Newman's activism gained the attention of labor leaders. From 1909 to 1913 she traveled around the United States organizing garment worker strikes in Philadelphia, Cleveland, and Boston. She spoke out for women's suffrage and supported electoral efforts of the Socialist Party. From 1913 to 1917 Newman served the New York State Board of Sanitary Control as a factory inspector and lobbyist for safety legislation for women workers. In 1917 she became an organizer for the Women's Trade Union League (wtul), an organization that brought together upper-class and working-class women in support of the workers' movement, creating a chapter in Philadelphia. It was there that Newman met Frieda Miller, a research assistant in the Economics Department at Bryn Mawr College. Miller and Newman began a relationship that lasted until Miller's death in 1974. The women shared an apartment in Greenwich Village beginning in 1923 and raised a daughter together. Although lesbian relationships were not generally public at that time, Newman's relationship with Miller was known and accepted by her Jewish socialist union organizer colleagues.

From 1923 to 1983, Newman served as the educational director for the ilgwu's Health Center. She was relied upon as an expert consultant by the New York State Legislature, the U.S. Public Health Service, and the United Nations, and was part of the circle of women who advised Eleanor Roosevelt on worker rights. After World War ii, Newman and Miller were sent by the Departments of State and Labor to investigate factory conditions in Germany.
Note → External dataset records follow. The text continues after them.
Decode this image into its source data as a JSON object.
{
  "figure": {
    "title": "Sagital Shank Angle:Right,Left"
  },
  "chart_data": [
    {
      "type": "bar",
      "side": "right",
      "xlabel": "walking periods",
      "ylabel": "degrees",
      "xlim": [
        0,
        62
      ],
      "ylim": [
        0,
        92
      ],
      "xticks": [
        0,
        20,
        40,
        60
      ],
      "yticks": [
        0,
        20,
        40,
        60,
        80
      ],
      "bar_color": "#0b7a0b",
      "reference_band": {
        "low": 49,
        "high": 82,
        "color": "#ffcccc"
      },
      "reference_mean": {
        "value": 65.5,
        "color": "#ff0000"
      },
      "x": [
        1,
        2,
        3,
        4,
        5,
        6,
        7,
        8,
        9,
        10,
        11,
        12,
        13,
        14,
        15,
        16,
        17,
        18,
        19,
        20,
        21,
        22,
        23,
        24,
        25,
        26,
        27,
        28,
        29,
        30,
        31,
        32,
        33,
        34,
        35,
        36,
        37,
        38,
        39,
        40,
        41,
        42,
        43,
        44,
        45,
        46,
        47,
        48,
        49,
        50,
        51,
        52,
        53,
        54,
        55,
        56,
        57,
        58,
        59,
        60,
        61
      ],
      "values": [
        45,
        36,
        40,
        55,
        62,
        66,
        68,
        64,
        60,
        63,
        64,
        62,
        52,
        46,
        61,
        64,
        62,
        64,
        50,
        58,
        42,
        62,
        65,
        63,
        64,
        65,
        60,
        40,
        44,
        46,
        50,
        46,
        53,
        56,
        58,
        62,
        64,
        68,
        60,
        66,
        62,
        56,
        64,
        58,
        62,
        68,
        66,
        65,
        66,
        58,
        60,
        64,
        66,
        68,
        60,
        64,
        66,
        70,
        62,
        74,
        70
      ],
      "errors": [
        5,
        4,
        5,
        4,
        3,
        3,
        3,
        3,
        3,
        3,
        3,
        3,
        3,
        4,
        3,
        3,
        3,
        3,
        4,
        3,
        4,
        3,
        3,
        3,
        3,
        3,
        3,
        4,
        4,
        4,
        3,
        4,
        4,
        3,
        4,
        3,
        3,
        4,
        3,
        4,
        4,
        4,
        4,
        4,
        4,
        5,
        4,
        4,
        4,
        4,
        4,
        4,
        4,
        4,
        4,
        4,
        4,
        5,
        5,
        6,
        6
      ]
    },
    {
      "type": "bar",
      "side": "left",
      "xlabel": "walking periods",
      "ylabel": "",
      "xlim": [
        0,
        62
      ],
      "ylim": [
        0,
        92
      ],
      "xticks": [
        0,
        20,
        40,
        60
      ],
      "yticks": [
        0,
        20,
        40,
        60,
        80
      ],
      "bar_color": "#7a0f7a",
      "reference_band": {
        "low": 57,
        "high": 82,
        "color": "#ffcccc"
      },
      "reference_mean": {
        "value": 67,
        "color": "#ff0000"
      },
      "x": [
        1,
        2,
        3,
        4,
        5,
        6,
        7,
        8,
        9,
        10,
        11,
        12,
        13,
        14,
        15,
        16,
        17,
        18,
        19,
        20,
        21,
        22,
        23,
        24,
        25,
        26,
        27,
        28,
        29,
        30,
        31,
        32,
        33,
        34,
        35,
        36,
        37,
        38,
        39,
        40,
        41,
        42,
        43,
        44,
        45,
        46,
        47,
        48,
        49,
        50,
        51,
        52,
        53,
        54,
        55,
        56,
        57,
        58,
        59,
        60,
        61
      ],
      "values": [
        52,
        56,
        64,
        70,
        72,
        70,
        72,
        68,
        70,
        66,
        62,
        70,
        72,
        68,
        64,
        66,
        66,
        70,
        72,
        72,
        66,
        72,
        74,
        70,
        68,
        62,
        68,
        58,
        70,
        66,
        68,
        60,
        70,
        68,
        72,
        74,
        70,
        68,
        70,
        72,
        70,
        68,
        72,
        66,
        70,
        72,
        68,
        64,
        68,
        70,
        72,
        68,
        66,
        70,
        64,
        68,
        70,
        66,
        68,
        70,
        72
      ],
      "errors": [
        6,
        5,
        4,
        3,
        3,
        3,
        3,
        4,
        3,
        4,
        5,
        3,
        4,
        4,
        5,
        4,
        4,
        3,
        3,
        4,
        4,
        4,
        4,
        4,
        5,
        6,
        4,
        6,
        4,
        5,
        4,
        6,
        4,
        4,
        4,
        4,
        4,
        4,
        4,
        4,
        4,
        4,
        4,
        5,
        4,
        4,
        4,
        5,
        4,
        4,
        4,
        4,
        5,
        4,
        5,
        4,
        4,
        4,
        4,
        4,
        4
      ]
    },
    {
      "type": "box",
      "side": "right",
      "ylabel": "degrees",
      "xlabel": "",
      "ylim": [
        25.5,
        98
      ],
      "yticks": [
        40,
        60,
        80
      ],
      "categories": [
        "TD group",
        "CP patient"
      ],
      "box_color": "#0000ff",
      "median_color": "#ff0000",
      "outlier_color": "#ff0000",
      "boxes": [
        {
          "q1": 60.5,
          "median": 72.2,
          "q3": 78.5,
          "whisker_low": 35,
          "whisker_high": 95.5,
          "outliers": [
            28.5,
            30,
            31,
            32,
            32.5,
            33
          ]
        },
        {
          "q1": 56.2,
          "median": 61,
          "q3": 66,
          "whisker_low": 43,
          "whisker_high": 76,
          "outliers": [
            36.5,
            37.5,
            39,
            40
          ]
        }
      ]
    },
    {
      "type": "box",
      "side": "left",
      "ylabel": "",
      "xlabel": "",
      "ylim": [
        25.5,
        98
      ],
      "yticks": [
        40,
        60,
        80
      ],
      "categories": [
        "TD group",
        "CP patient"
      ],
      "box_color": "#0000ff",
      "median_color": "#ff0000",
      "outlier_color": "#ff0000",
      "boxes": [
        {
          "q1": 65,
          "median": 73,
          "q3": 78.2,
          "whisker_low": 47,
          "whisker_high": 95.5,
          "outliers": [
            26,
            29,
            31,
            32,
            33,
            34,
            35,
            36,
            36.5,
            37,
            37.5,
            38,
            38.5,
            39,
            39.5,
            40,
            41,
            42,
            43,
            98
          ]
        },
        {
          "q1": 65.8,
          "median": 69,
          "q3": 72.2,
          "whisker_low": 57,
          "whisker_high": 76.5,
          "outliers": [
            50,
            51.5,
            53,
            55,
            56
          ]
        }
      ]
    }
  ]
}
When the women's movement was revitalized in the 1970s, Newman was recognized by feminist historians as an important figure in the struggle for women's rights in the earlier part of the century. She died in 1986 at the home of her daughter, Elisabeth Burger Owen. Her papers are in the Schlesinger Library, Radcliffe College, Cambridge, Massachusetts.

bibliography:

A. Kessler-Harris. "Organizing the Unorganizable: Three Jewish Women and Their Union," in: Labor History (Winter 1976), 5–23; A. Orleck, Common Sense and a Little Fire: Women and Working Class Politics, 19001965 (1995); R. Alpert, Like Bread on the Seder Plate: Jewish Lesbians and the Transformation of Tradition (1997).